Thursday, Aug 6: 10:30 AM - 12:20 PM
1500
Topic-Contributed Paper Session
Thomas M. Menino Convention & Exhibition Center
Room: CC-252B
Applied
No
Main Sponsor
IMS
Co Sponsors
International Indian Statistical Association
International Society for Bayesian Analysis (ISBA)
Presentations
In any Generative Model, the generated samples can be distributed according to a different distribution than the \emph{data distribution}, due to inevitable learning errors. Moreover, this discrepancy, and metrics for evaluating the generated samples, are hard to characterize in high dimensions. In this work, we explore a method to approximate the stochastic Koopman operator of the OU process and use this approximation as a lazy way to generate new samples. Although such an approximation does not produce the target probability distribution, it is amenable to adapt to learn certain features, e.g., sampling from the same support, of the target. This is joint work with Georg Gottwald (U Sydney).

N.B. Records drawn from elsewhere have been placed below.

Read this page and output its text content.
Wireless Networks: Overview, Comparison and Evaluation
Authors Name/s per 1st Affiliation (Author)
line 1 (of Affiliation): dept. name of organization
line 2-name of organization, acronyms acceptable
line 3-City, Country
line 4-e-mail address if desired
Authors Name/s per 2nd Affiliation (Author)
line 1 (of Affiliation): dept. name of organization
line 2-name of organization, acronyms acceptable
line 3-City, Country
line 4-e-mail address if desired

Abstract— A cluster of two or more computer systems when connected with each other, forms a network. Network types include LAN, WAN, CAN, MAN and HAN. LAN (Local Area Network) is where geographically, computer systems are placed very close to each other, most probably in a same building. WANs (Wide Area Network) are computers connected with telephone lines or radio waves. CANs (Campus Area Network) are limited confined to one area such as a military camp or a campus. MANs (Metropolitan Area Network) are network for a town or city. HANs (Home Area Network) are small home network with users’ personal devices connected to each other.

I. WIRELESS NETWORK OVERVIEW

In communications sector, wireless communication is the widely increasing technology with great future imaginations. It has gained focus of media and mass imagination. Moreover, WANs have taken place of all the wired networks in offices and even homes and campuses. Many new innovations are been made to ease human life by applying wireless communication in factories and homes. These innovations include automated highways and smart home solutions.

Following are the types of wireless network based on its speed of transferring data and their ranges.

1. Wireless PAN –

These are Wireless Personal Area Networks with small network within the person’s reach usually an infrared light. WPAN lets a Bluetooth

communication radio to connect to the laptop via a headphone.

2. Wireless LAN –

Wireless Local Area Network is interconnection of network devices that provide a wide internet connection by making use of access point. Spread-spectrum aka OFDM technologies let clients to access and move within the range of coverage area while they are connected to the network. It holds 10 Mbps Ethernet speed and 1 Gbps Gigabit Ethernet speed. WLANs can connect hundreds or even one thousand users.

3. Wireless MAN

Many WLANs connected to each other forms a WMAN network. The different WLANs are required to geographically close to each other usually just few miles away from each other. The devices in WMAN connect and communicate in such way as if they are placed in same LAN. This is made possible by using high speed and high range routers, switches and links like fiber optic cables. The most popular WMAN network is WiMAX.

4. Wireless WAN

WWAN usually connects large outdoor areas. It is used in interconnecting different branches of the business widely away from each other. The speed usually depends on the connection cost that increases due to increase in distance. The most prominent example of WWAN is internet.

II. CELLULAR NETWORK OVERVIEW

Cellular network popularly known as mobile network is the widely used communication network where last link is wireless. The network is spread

Diffusion language models (DLMs) have emerged as a compelling alternative to autoregressive (AR) models by enabling parallel, non-sequential token generation. Despite their strong empirical performance, the theoretical understanding of how decoding strategies affect sampling efficiency remains limited. In this talk, we present recent theoretical advances showing that DLM sampling can be substantially accelerated through decoding strategies that exploit low-dimensional structure in the target data distribution. We establish convergence guarantees for both uniform and confidence-based decoding strategies, proving that high-quality samples can be generated in a sublinear number of iterations. In particular, the iteration complexity depends on information-theoretic quantities that capture the intrinsic complexity of the target distribution. These results provide a theoretical foundation for efficient diffusion-based language generation and offer principled insights into decoding strategy design.
I will present some findings from recent works (with coauthors)
on the connections between MCMC and density estimation/
generative modeling.
Diffusion models and flow-based methods have shown impressive generative capability, especially for images, but their sampling is expensive because it requires many iterative updates. We introduce W-Flow, a framework for training a generator that transforms samples from a simple reference distribution into samples from a target data distribution in a single step. This is achieved in two steps: we first define an evolution from the reference distribution to the target distribution through a Wasserstein gradient flow that minimizes an energy functional; second, we train a static neural generator to compress this evolution into one-step generation. We instantiate the energy functional with the Sinkhorn divergence, which yields an efficient optimal-transport-based update rule that captures global distributional discrepancy and improves coverage of the target distribution. We further prove that the finite-sample training dynamics converge to the continuous-time distributional dynamics under suitable assumptions. Empirically, W-Flow sets a new state of the art for one-step ImageNet 256x256 generation, achieving 1.29 FID, with improved mode coverage and domain transfer. Compared to multi-step diffusion models with similar FID scores, our method yields approximately 100x faster sampling. These results show that Wasserstein gradient flows provide a principled and effective foundation for fast and high-fidelity generative modeling.